Of all the states going to the polls in the latest round of Assembly elections, West Bengal is grabbing the maximum eyeballs because of the keen contest between the incumbent Trinamool Congress and the main Opposition in the state, the Bharatiya Janata Party. Given the landslide victory that Mamata Banerjee achieved in 2016, her second stint in power after she uprooted the 35-year-old rule of the Left in 2011, it was expected—at least in the initial years of the second term—that she would romp home to victory in the 2021 elections as well. A state that had endured the Communists for three and a half decades, would surely give Mamata Banerjee three to four stints. But for every politician taking for granted the people’s mandate comes a reality check and for Mamata Banerjee it came in 2019 in the Lok Sabha elections. Confident of winning at least 40 of the 42 Lok Sabha seats from the state—and thus becoming Opposition contender for the post of Prime Minister if the elections had the BJP falling short of majority and allies—she had to wake up to the rude reality of not going beyond 22 seats, with the BJP breathing down her neck with 18 seats.

What caused such voter anger against her? The watershed moment came in 2018 during the violence marred panchayat elections where most seats went uncontested and large swathes of rural Bengal were not allowed to vote. Mamata Banerjee’s Trinamool Congress (TMC) swept those elections, but lost its voters—at least a large section of them. Sadly, Bengal’s ruling party did not learn any lessons from 2019, and in 2021, the situation is such that no fair election in the state can be held without it being stretched into several phases and without Central forces being deployed at every booth. Even then there is no guarantee that the elections will be free of intimidation and violence. In fact, there is already some buzz that while the Central forces will man the booths, the intimidation will happen elsewhere—in other words, anyone not voting the ruling party will not be allowed to come out of their homes to vote. This may sound surreal to the rest of the country, but it’s a reality for many in Bengal, especially in the remote rural areas.

As rampant criminality at the grassroots raises the temperature on the ground, it would not be an exaggeration to say that the three “C’s” of 2021 Bengal elections are criminality, corruption and communal polarisation. Just like criminality, corruption too is so widespread that one cannot even strive to scrape the top of the iceberg. As for communal polarization, the trend of treating Bengal’s minority community as a vote bank was started by the Left and it was because this vote shifted to Mamata Banerjee that she was able to dislodge the comrades after years of trying. This trend has continued in Mamata Banerjee’s rule and at present, either naturally or by design, around a hundred or more seats out of 294 are decided by the minority community. This should explain the appeasement of the community that the Chief Minister has been accused of indulging in. The Lok Sabha elections in 2019 witnessed a voter backlash to this and in certain districts the TMC got wiped out from areas dominated by the majority community.
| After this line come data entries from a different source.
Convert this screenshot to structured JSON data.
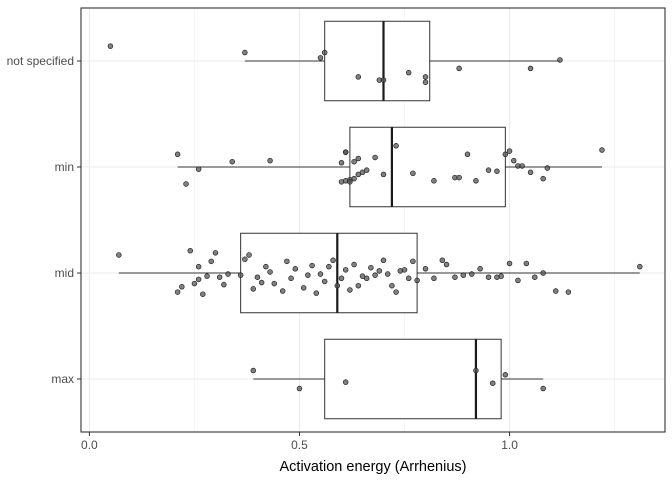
{
  "chart_data": {
    "type": "box",
    "orientation": "horizontal",
    "xlabel": "Activation energy (Arrhenius)",
    "ylabel": "",
    "xlim": [
      -0.02,
      1.37
    ],
    "x_ticks": [
      {
        "value": 0.0,
        "label": "0.0"
      },
      {
        "value": 0.5,
        "label": "0.5"
      },
      {
        "value": 1.0,
        "label": "1.0"
      }
    ],
    "x_minor_ticks": [
      0.25,
      0.75,
      1.25
    ],
    "categories": [
      "not specified",
      "min",
      "mid",
      "max"
    ],
    "grid": true,
    "theme": "bw",
    "colors": {
      "box_line": "#333333",
      "point": "#555555",
      "grid_major": "#ebebeb",
      "grid_minor": "#f5f5f5",
      "panel_border": "#333333"
    },
    "boxes": [
      {
        "category": "not specified",
        "whisker_low": 0.37,
        "q1": 0.56,
        "median": 0.7,
        "q3": 0.81,
        "whisker_high": 1.12
      },
      {
        "category": "min",
        "whisker_low": 0.21,
        "q1": 0.62,
        "median": 0.72,
        "q3": 0.99,
        "whisker_high": 1.22
      },
      {
        "category": "mid",
        "whisker_low": 0.07,
        "q1": 0.36,
        "median": 0.59,
        "q3": 0.78,
        "whisker_high": 1.31
      },
      {
        "category": "max",
        "whisker_low": 0.39,
        "q1": 0.56,
        "median": 0.92,
        "q3": 0.98,
        "whisker_high": 1.08
      }
    ],
    "points": [
      {
        "category": "not specified",
        "values": [
          0.05,
          0.55,
          0.56,
          0.37,
          0.64,
          0.69,
          0.7,
          0.76,
          0.8,
          0.8,
          0.88,
          1.05,
          1.12
        ],
        "jitter": [
          -0.14,
          -0.03,
          -0.08,
          -0.08,
          0.15,
          0.18,
          0.18,
          0.11,
          0.15,
          0.2,
          0.07,
          0.07,
          -0.01
        ]
      }
    ]
  }
}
It is perhaps keeping this in mind that the TMC supremo has cut down on the number of tickets given to candidates from the minority community—from 57 in 2016 to 42 in 2021. She has also been wooing the majority community lately, but if that has had any effect on voters will be known only on result day on 2 May. In fact, there is a lot of disaffection among the minority community too with Mamata Banerjee’s government. Voices are being raised about the Chief Minister not doing much for their development beyond paying lip service. It is this disaffection that the young cleric from Furfura Sharif, Abbas Siddiqui is hoping to tap into and become a kingmaker in case of a hung Assembly.

Apart from the 3Cs, joblessness is the single biggest issue this time. Industrially, Bengal is a barren landscape, which has resulted in large-scale migration. Such is the extent of migration, that Kolkata is turning into a greying city as the younger generation moves out of the state in search for livelihoods. The promise of poriborton with which Didi had come has remained largely unfulfilled, even though some municipal-level work has happened. And now the politics of freebies has come into play, which, however, is always a sign of desperation. But it will be wrong to write Mamata Banerjee off. She is a street fighter, with a flair for drama, as obvious from the way she is milking her accident—leading a march through Kolkata in her wheelchair. Also, she still tops most charts as the “most popular” candidate for Chief Minister. She is hoping to make the election about her, trying to cash in on her own “popularity”. If her party returns to power, it will be because the vote will be for her. And if the BJP comes to power, it will be because the vote will be against her party, in spite of her personal “popularity”.